Written by July 19th, 2012 at 2:35 pm

Pat Guadagno
New Jersey Material
(Campbell Music)
Rating: 3.5 out of 5 stars

The good ole USA has its fair share of vibrant music scenes. New Jersey has given the world a diverse mix of artists, from Sinatra’s timeless Great American Songbook to Bon Jovi’s hard rock Americana and many more in between. Of course, with each of these success stories, there are hundreds of talented unknown songwriters and local legends who toil away at their craft in front of bar patrons more interested in gossip or the game on the flat screen TV.

Pat Guadagno pays respect to the current songwriters of his home state on New Jersey Material, a collection of 14 top-notch songs penned mostly by unheralded artists, such as Steven Delopolous and Daniel Petraitis. Guadagno tips his hat to the musical Boss of New Jersey, Bruce Springsteen, with a stellar cover of “Born To Run,” turning it into a delicately picked plea to a lover to join him on the road to a better life.

Guadagno has great command of his instruments: his guitar skills incorporate lovely picking peppered with tasty fills, while his voice echoes many a folk troubadour before him. He delivers the hilarious “People My Age” (“People my age have started looking gross/maybe not all but I should say most”) with such deadpan songwriter John Gorka would surely smile. Shel Silverstein and Fred Koller’s “This Guitar Is For Sale” is one of the few tracks not written by a Jersey songwriter, but still thematically ties in with the underdog spirit of the CD. What performer can’t relate to the weary narrator contemplating packing it in for good: “This guitar is for sale/ I’ll let her go cheap… the songs that she plays/they ain’t selling these days.” Bluesman Keb Mo’ accents the lyrics with beautiful Resonator slide guitar accompaniment.
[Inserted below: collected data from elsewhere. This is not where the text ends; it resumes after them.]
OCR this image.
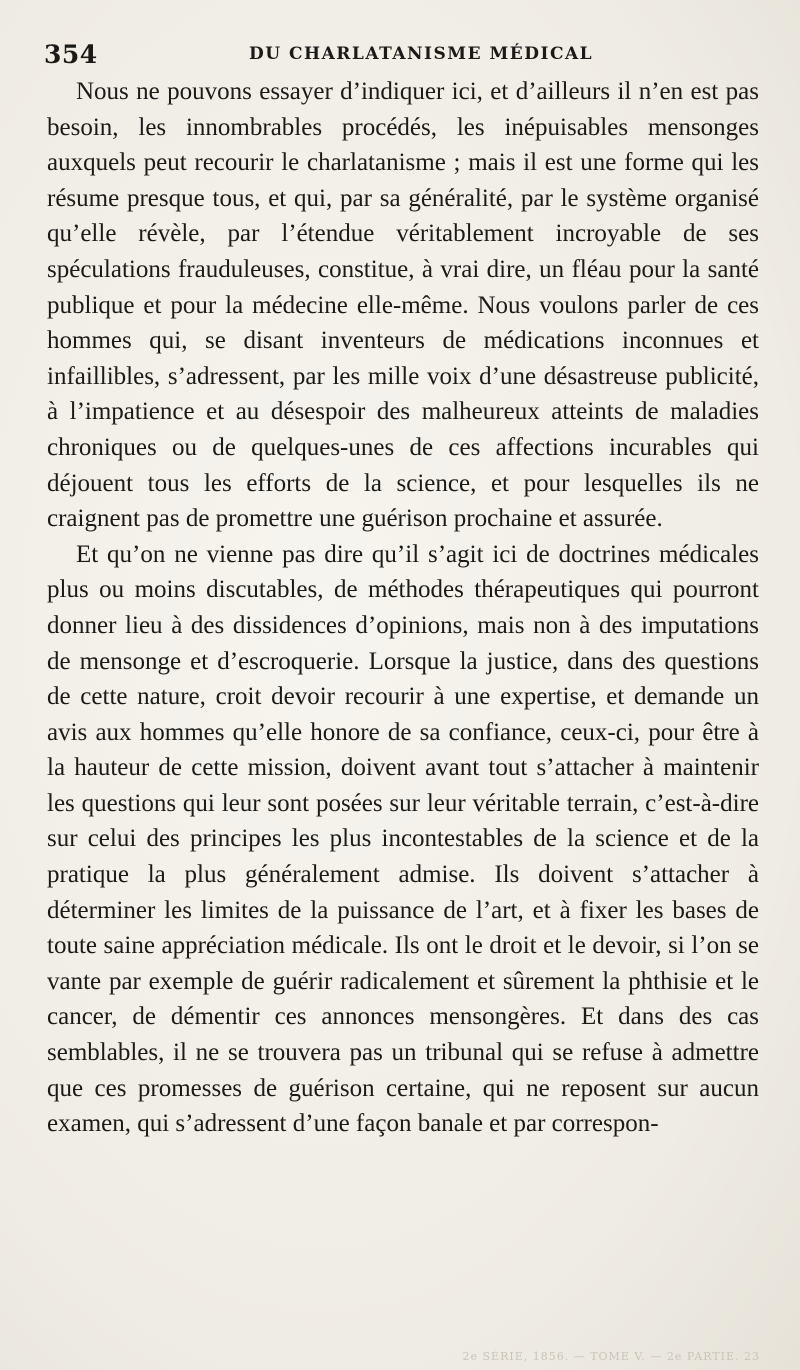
354	DU CHARLATANISME MÉDICAL

Nous ne pouvons essayer d’indiquer ici, et d’ailleurs il n’en est pas besoin, les innombrables procédés, les inépuisables mensonges auxquels peut recourir le charlatanisme ; mais il est une forme qui les résume presque tous, et qui, par sa généralité, par le système organisé qu’elle révèle, par l’étendue véritablement incroyable de ses spéculations frauduleuses, constitue, à vrai dire, un fléau pour la santé publique et pour la médecine elle-même. Nous voulons parler de ces hommes qui, se disant inventeurs de médications inconnues et infaillibles, s’adressent, par les mille voix d’une désastreuse publicité, à l’impatience et au désespoir des malheureux atteints de maladies chroniques ou de quelques-unes de ces affections incurables qui déjouent tous les efforts de la science, et pour lesquelles ils ne craignent pas de promettre une guérison prochaine et assurée.

Et qu’on ne vienne pas dire qu’il s’agit ici de doctrines médicales plus ou moins discutables, de méthodes thérapeutiques qui pourront donner lieu à des dissidences d’opinions, mais non à des imputations de mensonge et d’escroquerie. Lorsque la justice, dans des questions de cette nature, croit devoir recourir à une expertise, et demande un avis aux hommes qu’elle honore de sa confiance, ceux-ci, pour être à la hauteur de cette mission, doivent avant tout s’attacher à maintenir les questions qui leur sont posées sur leur véritable terrain, c’est-à-dire sur celui des principes les plus incontestables de la science et de la pratique la plus généralement admise. Ils doivent s’attacher à déterminer les limites de la puissance de l’art, et à fixer les bases de toute saine appréciation médicale. Ils ont le droit et le devoir, si l’on se vante par exemple de guérir radicalement et sûrement la phthisie et le cancer, de démentir ces annonces mensongères. Et dans des cas semblables, il ne se trouvera pas un tribunal qui se refuse à admettre que ces promesses de guérison certaine, qui ne reposent sur aucun examen, qui s’adressent d’une façon banale et par correspon-

2e SÉRIE, 1856. — TOME V. — 2e PARTIE. 23
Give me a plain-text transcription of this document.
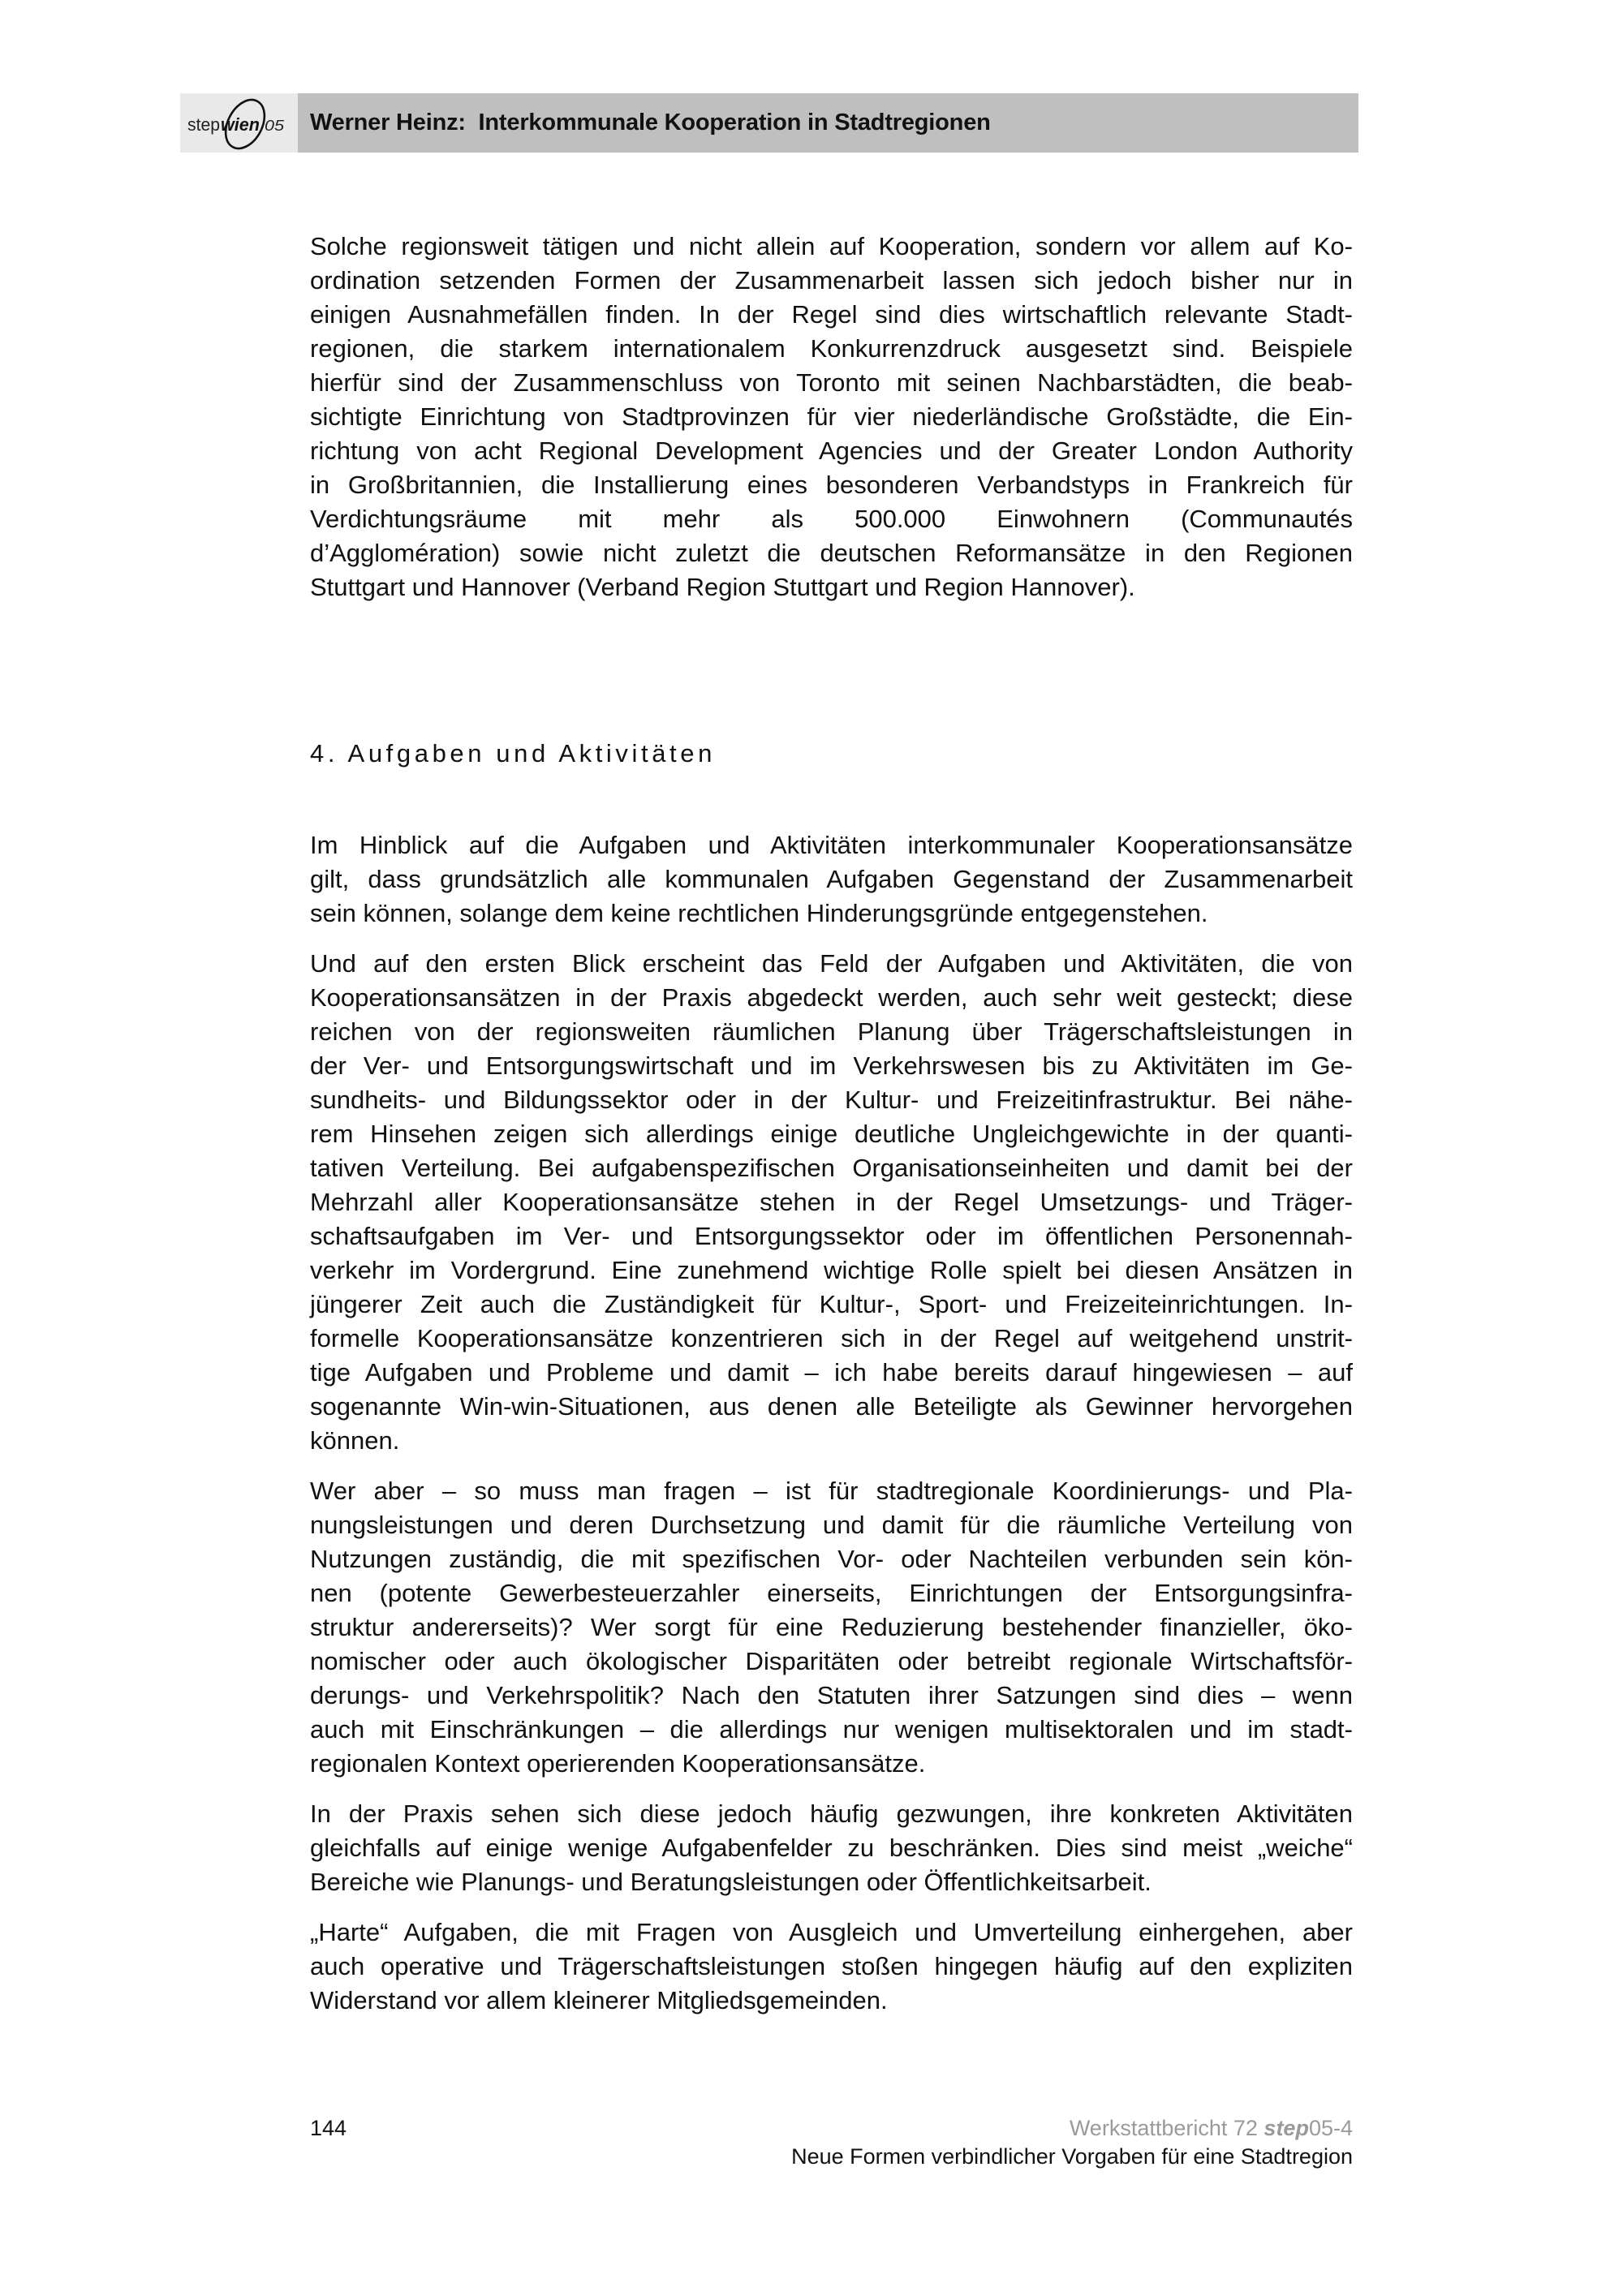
step wien .05 Werner Heinz:  Interkommunale Kooperation in Stadtregionen
Solche regionsweit tätigen und nicht allein auf Kooperation, sondern vor allem auf Ko-
ordination setzenden Formen der Zusammenarbeit lassen sich jedoch bisher nur in
einigen Ausnahmefällen finden. In der Regel sind dies wirtschaftlich relevante Stadt-
regionen, die starkem internationalem Konkurrenzdruck ausgesetzt sind. Beispiele
hierfür sind der Zusammenschluss von Toronto mit seinen Nachbarstädten, die beab-
sichtigte Einrichtung von Stadtprovinzen für vier niederländische Großstädte, die Ein-
richtung von acht Regional Development Agencies und der Greater London Authority
in Großbritannien, die Installierung eines besonderen Verbandstyps in Frankreich für
Verdichtungsräume mit mehr als 500.000 Einwohnern (Communautés
d’Agglomération) sowie nicht zuletzt die deutschen Reformansätze in den Regionen
Stuttgart und Hannover (Verband Region Stuttgart und Region Hannover).
4. Aufgaben und Aktivitäten
Im Hinblick auf die Aufgaben und Aktivitäten interkommunaler Kooperationsansätze
gilt, dass grundsätzlich alle kommunalen Aufgaben Gegenstand der Zusammenarbeit
sein können, solange dem keine rechtlichen Hinderungsgründe entgegenstehen.
Und auf den ersten Blick erscheint das Feld der Aufgaben und Aktivitäten, die von
Kooperationsansätzen in der Praxis abgedeckt werden, auch sehr weit gesteckt; diese
reichen von der regionsweiten räumlichen Planung über Trägerschaftsleistungen in
der Ver- und Entsorgungswirtschaft und im Verkehrswesen bis zu Aktivitäten im Ge-
sundheits- und Bildungssektor oder in der Kultur- und Freizeitinfrastruktur. Bei nähe-
rem Hinsehen zeigen sich allerdings einige deutliche Ungleichgewichte in der quanti-
tativen Verteilung. Bei aufgabenspezifischen Organisationseinheiten und damit bei der
Mehrzahl aller Kooperationsansätze stehen in der Regel Umsetzungs- und Träger-
schaftsaufgaben im Ver- und Entsorgungssektor oder im öffentlichen Personennah-
verkehr im Vordergrund. Eine zunehmend wichtige Rolle spielt bei diesen Ansätzen in
jüngerer Zeit auch die Zuständigkeit für Kultur-, Sport- und Freizeiteinrichtungen. In-
formelle Kooperationsansätze konzentrieren sich in der Regel auf weitgehend unstrit-
tige Aufgaben und Probleme und damit – ich habe bereits darauf hingewiesen – auf
sogenannte Win-win-Situationen, aus denen alle Beteiligte als Gewinner hervorgehen
können.
Wer aber – so muss man fragen – ist für stadtregionale Koordinierungs- und Pla-
nungsleistungen und deren Durchsetzung und damit für die räumliche Verteilung von
Nutzungen zuständig, die mit spezifischen Vor- oder Nachteilen verbunden sein kön-
nen (potente Gewerbesteuerzahler einerseits, Einrichtungen der Entsorgungsinfra-
struktur andererseits)? Wer sorgt für eine Reduzierung bestehender finanzieller, öko-
nomischer oder auch ökologischer Disparitäten oder betreibt regionale Wirtschaftsför-
derungs- und Verkehrspolitik? Nach den Statuten ihrer Satzungen sind dies – wenn
auch mit Einschränkungen – die allerdings nur wenigen multisektoralen und im stadt-
regionalen Kontext operierenden Kooperationsansätze.
In der Praxis sehen sich diese jedoch häufig gezwungen, ihre konkreten Aktivitäten
gleichfalls auf einige wenige Aufgabenfelder zu beschränken. Dies sind meist „weiche“
Bereiche wie Planungs- und Beratungsleistungen oder Öffentlichkeitsarbeit.
„Harte“ Aufgaben, die mit Fragen von Ausgleich und Umverteilung einhergehen, aber
auch operative und Trägerschaftsleistungen stoßen hingegen häufig auf den expliziten
Widerstand vor allem kleinerer Mitgliedsgemeinden.
144	Werkstattbericht 72 step05-4
Neue Formen verbindlicher Vorgaben für eine Stadtregion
Whether he’s a heartbroken man on a drunken bar crawl (“Nobody But Myself To Blame” and “I Can’t Take Me Anywhere”), a gypsy at the end of his rope (“Gravedigger”) or a man in love (“Here’s To You”), Guadagno wrenches the deepest emotions and holds the listener’s attention throughout the disc. New Jersey may get an undeserved bad rap as a vast wasteland these days, but Guadagno digs deep into the Garden State’s fertile musical ground and finds rich, solid material.